Mais la ministre bruxelloise de l’Énergie, Céline Fremault (cdH), n’a pas bougé. Pourquoi? "Le marché bruxellois est tel qu’il n’y a pas de risque de bulle, répond son cabinet. Le nombre d’installations, s’il est en augmentation certaine, ne risque pas d’entraîner une augmentation conséquente de la facture des citoyens."

Et il est vrai que jusqu’ici, le marché des certificats verts se porte très bien à Bruxelles: la demande des fournisseurs dépasse largement l’offre des producteurs. Résultat: ces certificats se négocient ces derniers mois autour de 90 euros, largement plus que les 65 euros garantis. On est donc très loin d’une bulle comme en Wallonie, quand l’explosion du nombre de certificats verts a fait s’effondrer les prix, obligeant le gestionnaire de réseau Elia à les racheter au prix garanti, ce qui a entraîné une surcharge sur la facture pour tous les Wallons.

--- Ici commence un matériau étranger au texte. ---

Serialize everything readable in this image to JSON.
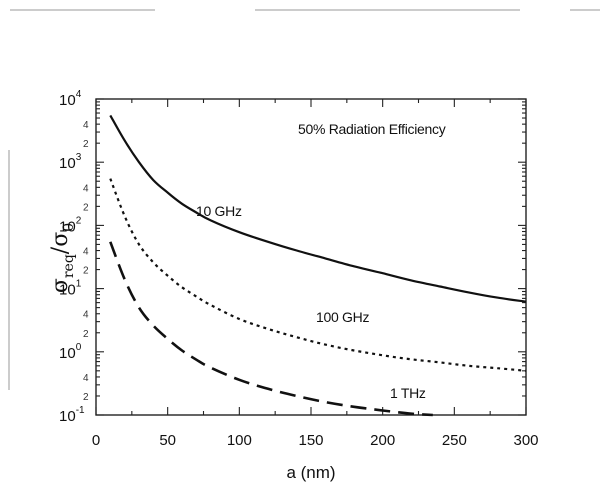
{
  "chart_data": {
    "type": "line",
    "title": "",
    "annotation": "50% Radiation Efficiency",
    "xlabel": "a (nm)",
    "ylabel": {
      "sigma": "σ",
      "sub1": "req",
      "slash": "/",
      "sub2": "0"
    },
    "xlim": [
      0,
      300
    ],
    "ylim": [
      0.1,
      10000
    ],
    "yscale": "log",
    "grid": false,
    "x_ticks": [
      "0",
      "50",
      "100",
      "150",
      "200",
      "250",
      "300"
    ],
    "y_ticks": [
      {
        "base": "10",
        "exp": "-1"
      },
      {
        "base": "10",
        "exp": "0"
      },
      {
        "base": "10",
        "exp": "1"
      },
      {
        "base": "10",
        "exp": "2"
      },
      {
        "base": "10",
        "exp": "3"
      },
      {
        "base": "10",
        "exp": "4"
      }
    ],
    "series": [
      {
        "name": "10 GHz",
        "style": "solid",
        "x": [
          10,
          20,
          30,
          40,
          50,
          60,
          70,
          80,
          100,
          120,
          140,
          160,
          180,
          200,
          220,
          240,
          260,
          280,
          300
        ],
        "y": [
          5500,
          2200,
          1000,
          520,
          330,
          220,
          160,
          120,
          78,
          55,
          40,
          30,
          22.5,
          17.5,
          13.5,
          10.8,
          8.7,
          7.2,
          6.2
        ]
      },
      {
        "name": "100 GHz",
        "style": "dotted",
        "x": [
          10,
          20,
          30,
          40,
          50,
          60,
          70,
          80,
          100,
          120,
          140,
          160,
          180,
          200,
          220,
          240,
          260,
          280,
          300
        ],
        "y": [
          550,
          140,
          50,
          26,
          16,
          10.5,
          7.5,
          5.5,
          3.3,
          2.3,
          1.7,
          1.3,
          1.05,
          0.88,
          0.76,
          0.68,
          0.6,
          0.55,
          0.5
        ]
      },
      {
        "name": "1 THz",
        "style": "dashed",
        "x": [
          10,
          20,
          30,
          40,
          50,
          60,
          70,
          80,
          100,
          120,
          140,
          160,
          180,
          200,
          220,
          235
        ],
        "y": [
          55,
          14,
          5,
          2.6,
          1.6,
          1.05,
          0.75,
          0.56,
          0.36,
          0.26,
          0.2,
          0.16,
          0.135,
          0.118,
          0.105,
          0.1
        ]
      }
    ]
  }
}
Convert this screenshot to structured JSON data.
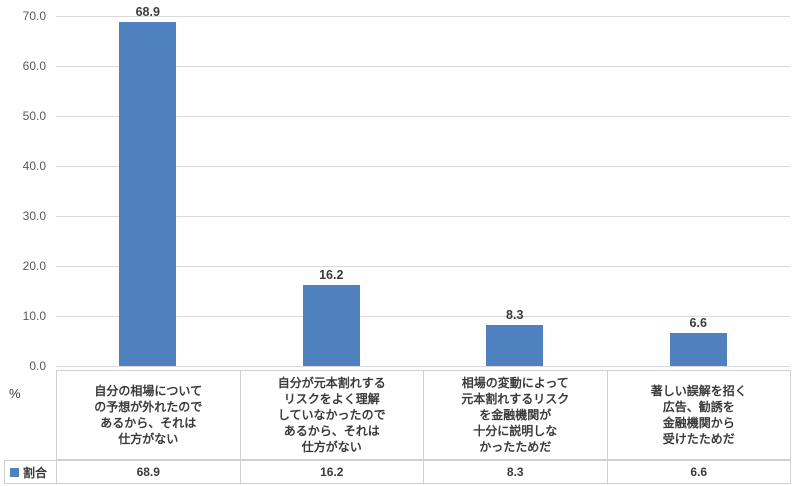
{
  "chart": {
    "y_axis_unit": "%",
    "legend_label": "割合",
    "colors": {
      "bar": "#4E81BD",
      "gridline": "#D9D9D9",
      "table_border": "#D0D0D0",
      "tick_text": "#595959",
      "label_text": "#3B3B3B"
    }
  },
  "chart_data": {
    "type": "bar",
    "title": "",
    "xlabel": "",
    "ylabel": "%",
    "ylim": [
      0,
      70
    ],
    "ytick_step": 10,
    "yticks": [
      "70.0",
      "60.0",
      "50.0",
      "40.0",
      "30.0",
      "20.0",
      "10.0",
      "0.0"
    ],
    "grid": true,
    "legend_position": "bottom-data-table",
    "categories": [
      "自分の相場についての予想が外れたのであるから、それは仕方がない",
      "自分が元本割れするリスクをよく理解していなかったのであるから、それは仕方がない",
      "相場の変動によって元本割れするリスクを金融機関が十分に説明しなかったためだ",
      "著しい誤解を招く広告、勧誘を金融機関から受けたためだ"
    ],
    "categories_lines": [
      [
        "自分の相場について",
        "の予想が外れたので",
        "あるから、それは",
        "仕方がない"
      ],
      [
        "自分が元本割れする",
        "リスクをよく理解",
        "していなかったので",
        "あるから、それは",
        "仕方がない"
      ],
      [
        "相場の変動によって",
        "元本割れするリスク",
        "を金融機関が",
        "十分に説明しな",
        "かったためだ"
      ],
      [
        "著しい誤解を招く",
        "広告、勧誘を",
        "金融機関から",
        "受けたためだ"
      ]
    ],
    "series": [
      {
        "name": "割合",
        "values": [
          68.9,
          16.2,
          8.3,
          6.6
        ],
        "labels": [
          "68.9",
          "16.2",
          "8.3",
          "6.6"
        ]
      }
    ]
  }
}
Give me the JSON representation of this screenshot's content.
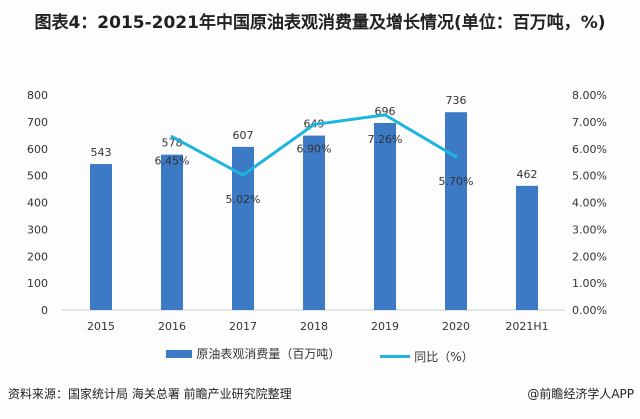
{
  "chart_data": {
    "type": "bar+line",
    "title": "图表4：2015-2021年中国原油表观消费量及增长情况(单位：百万吨，%)",
    "categories": [
      "2015",
      "2016",
      "2017",
      "2018",
      "2019",
      "2020",
      "2021H1"
    ],
    "series": [
      {
        "name": "原油表观消费量（百万吨）",
        "type": "bar",
        "axis": "left",
        "values": [
          543,
          578,
          607,
          649,
          696,
          736,
          462
        ],
        "color": "#3d7ac6"
      },
      {
        "name": "同比（%）",
        "type": "line",
        "axis": "right",
        "values": [
          null,
          6.45,
          5.02,
          6.9,
          7.26,
          5.7,
          null
        ],
        "labels": [
          "",
          "6.45%",
          "5.02%",
          "6.90%",
          "7.26%",
          "5.70%",
          ""
        ],
        "color": "#1db5e0"
      }
    ],
    "ylim_left": [
      0,
      800
    ],
    "yticks_left": [
      "0",
      "100",
      "200",
      "300",
      "400",
      "500",
      "600",
      "700",
      "800"
    ],
    "ylim_right": [
      0,
      8
    ],
    "yticks_right": [
      "0.00%",
      "1.00%",
      "2.00%",
      "3.00%",
      "4.00%",
      "5.00%",
      "6.00%",
      "7.00%",
      "8.00%"
    ],
    "grid": false,
    "legend_position": "bottom"
  },
  "legend": {
    "bar": "原油表观消费量（百万吨）",
    "line": "同比（%）"
  },
  "source": "资料来源：国家统计局 海关总署 前瞻产业研究院整理",
  "credit": "@前瞻经济学人APP"
}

Cela ne justifie pas, pour autant, de maintenir un système trop généreux, si les investissements peuvent se faire avec un soutien plus réduit. Mais là, le cabinet Fremault a des doutes. "Nous avons besoin de nouvelles installations photovoltaïques pour atteindre nos objectifs européens pour 2020 et au-delà. Et nous voulons éviter des chocs un peu psychologiques, notamment parce qu’à Bruxelles, il y a beaucoup de copropriétés qui ont besoin d’avoir une visibilité à plus long terme", nous explique-t-on.

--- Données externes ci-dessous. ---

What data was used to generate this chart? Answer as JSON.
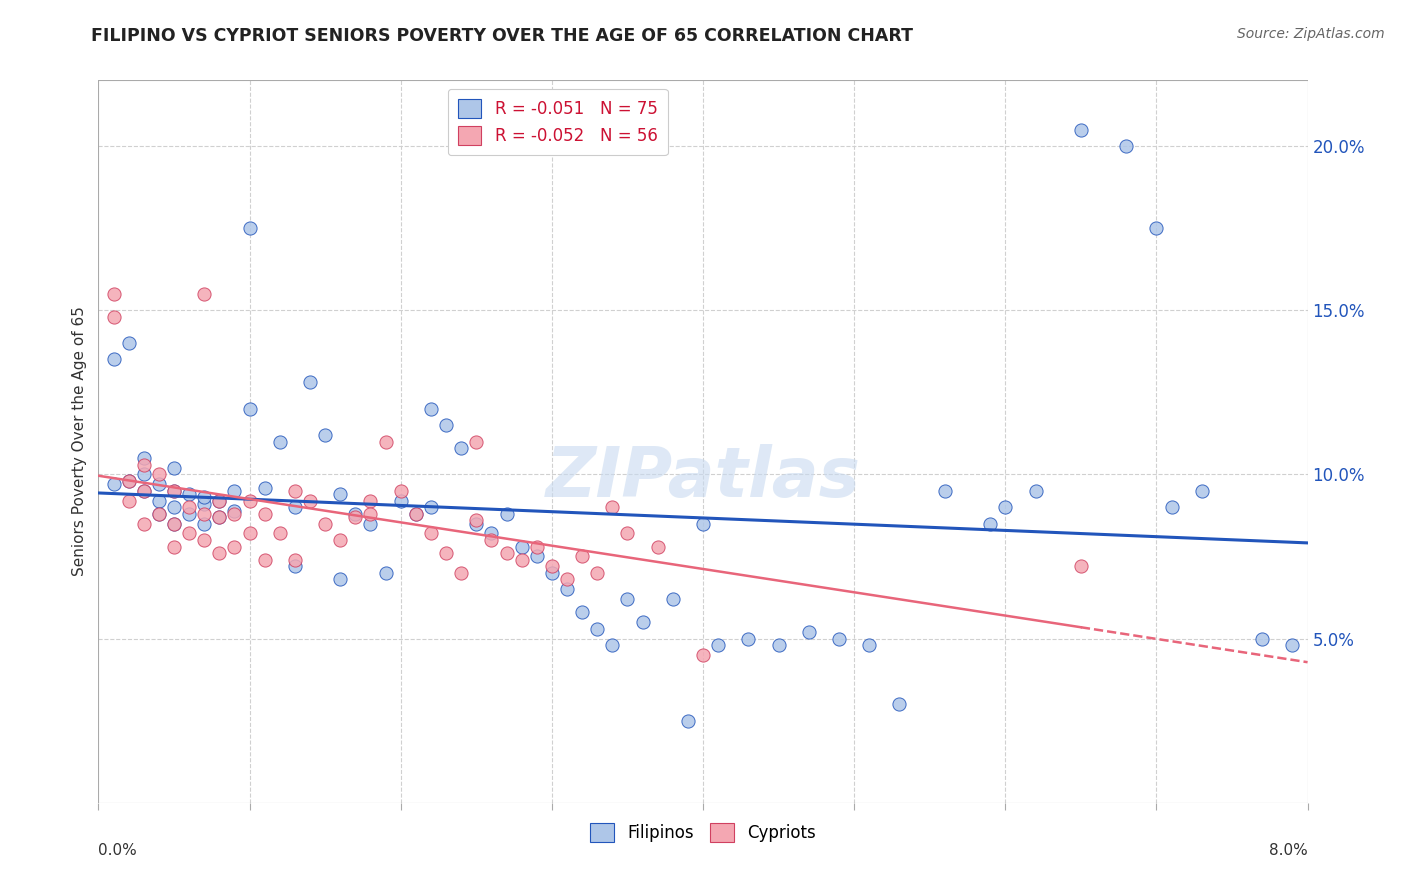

Il y a aussi un point d’interrogation sur la rentabilité des installations moyennes, qui représentent le potentiel le plus important. "Des acteurs de terrain nous ont alertés sur le fait que pour les installations de plus de 5 kWc, Brugel a calculé une rentabilité moyenne, tirée vers le haut par les très grosses installations. Revoir le coefficient multiplicateur pourrait mettre en péril des installations plus petites. Nous allons donc demander à Brugel des coefficients multiplicateurs avec une catégorisation plus fine pour les installations de plus de 5 kWc", annonce le cabinet Fremault.

tiers-investisseur

Des propositions alléchantes

"Des panneaux photovoltaïques gratuits à Bruxelles!", clament depuis plusieurs mois quelques sociétés comme Brussels Energy ou Brusol, qui pratiquent un modèle de tiers-investisseur. HelloSun les a rejoints récemment, mais demande, elle, 10 euros par mois d’omnium.

Le principe est identique: ces entreprises installent et financent les panneaux et se rémunèrent en captant les certificats verts. Après 10 ans, le client, qui a entre-temps bénéficié de la réduction de sa consommation d’électricité, devient propriétaire des panneaux.

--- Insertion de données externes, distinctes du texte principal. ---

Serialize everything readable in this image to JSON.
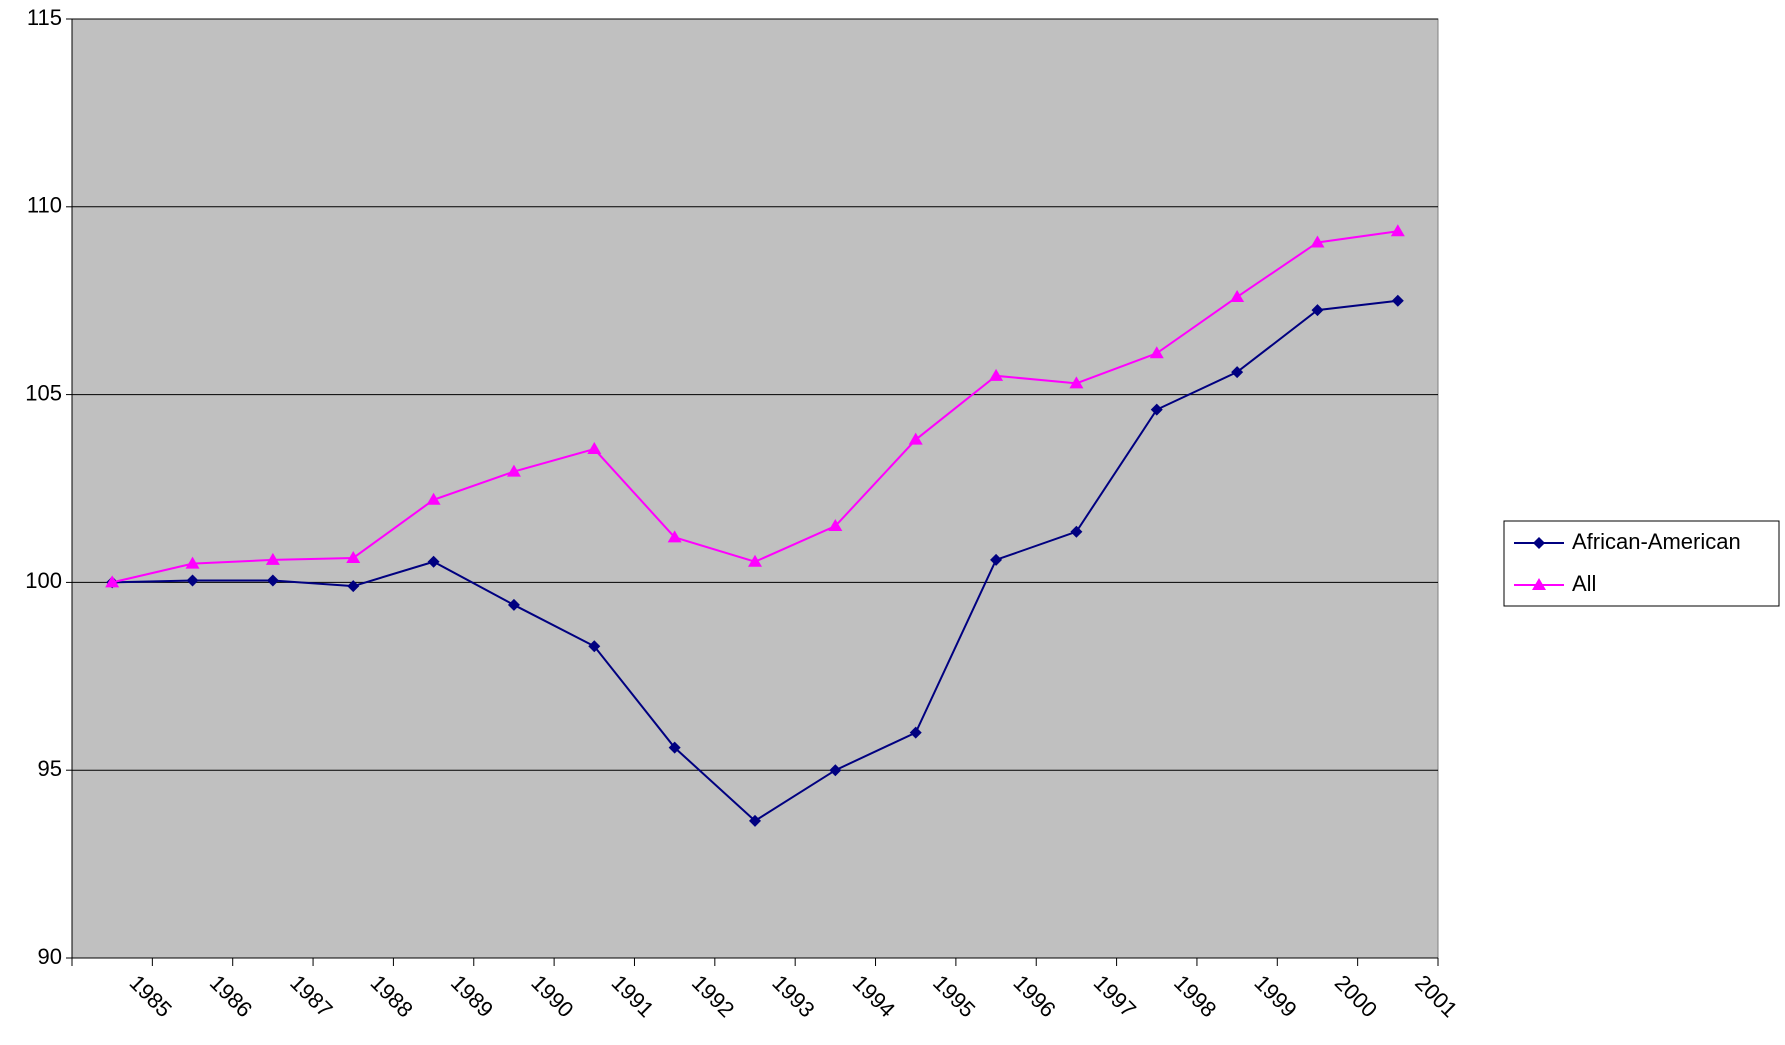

Beaucoup s’interrogent sur l’intérêt d’un tel système. Il faut dire qu’en Wallonie, plusieurs sociétés avaient abusé du concept. C’était le client qui souscrivait le crédit. Résultat: quand ces sociétés ont fait faillite, des clients se sont retrouvés sans panneaux, sans subsides et avec un emprunt à rembourser.

Rien de tel ici, même s’il faut être attentif aux petits caractères, et savoir qu’au bout des 10 ans, il leur faudra remplacer l’onduleur – un poste qui peut vite grimper à 2.000 euros.

Mais pour ceux qui disposent du capital nécessaire, il est financièrement plus intéressant de réaliser l’investissement soi-même – on bénéficie ainsi de l’entièreté des certificats verts, en plus de la réduction de sa consommation. Et même si l’on ne dispose pas de la mise de départ nécessaire, il est possible de recourir au "prêt vert" bruxellois, dont le taux varie entre 0 et 2%.